Louis Johnson is one of those residents. The Louisville resident has ridden passenger trains in Europe, China and around the U.S. He is especially fond of an Amtrak trip he took between Seattle and Portland.
“It was far more pleasurable than driving and about even in expense,” he said. “And it was more convenient than flying. We were picked up and dropped off in the center of each city. The train was fantastic, the views were incredible, and you could work, read or just watch the landscapes.”
As a frequent traveler he said he’d love to see Amtrak come to Louisville. “Being able to hop on a train and be in downtown Indy or Chicago would be incredible,” Johnson said.
And as an urban designer with an interest in public transit, he thinks increased rail travel would provide societal benefits.

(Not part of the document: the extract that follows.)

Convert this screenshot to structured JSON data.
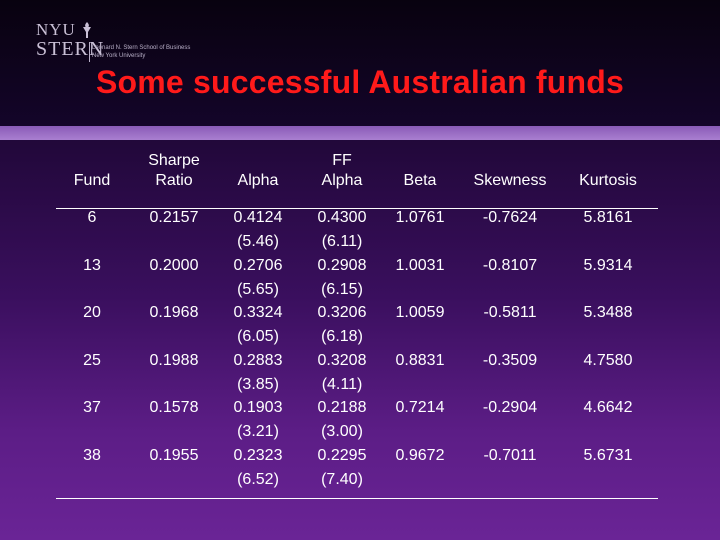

“I think we need to offer many more ways for people to move around our cities and country,” he said. “Highways and roadway bridges are incredibly inefficient when compared to rail. We need to be creative with how we create more capacity for people to move. Regional trains like Amtrak are one incredibly efficient and sustainable way to do that.”
Despite his own love for rail travel, Owen remains somewhat skeptical about Amtrak’s proposal to come back to Louisville. He feels burnt by the way Amtrak abruptly left the city in 2003, after the city invested nearly $400,000 to bring passenger service back to Union Station.
“What happened with Amtrak in Louisville was a terrible situation,” Owen said. Service on the Kentucky Cardinal line was canceled in 2003, less than two years after it began, with Amtrak citing a lack of ridership. But as the Associated Press reported at the time, it was hardly a desirable ride. At the end of its run, the train left Louisville at 9:20 p.m. and arrived in Indianapolis at 2:30 a.m., traveling 30 miles per hour along the way. There was also no sleeper car and no food service.
This time around, Owen's primary concern is over Amtrak’s proposed new route plan, which would establish service between Nashville and Atlanta. But just like the last time Amtrak came to Louisville, it would not link the city to Nashville.
"Chicago to Nashville would be one hell of a market," Owen said. “What Amtrak is proposing this time around is just as blind as last time."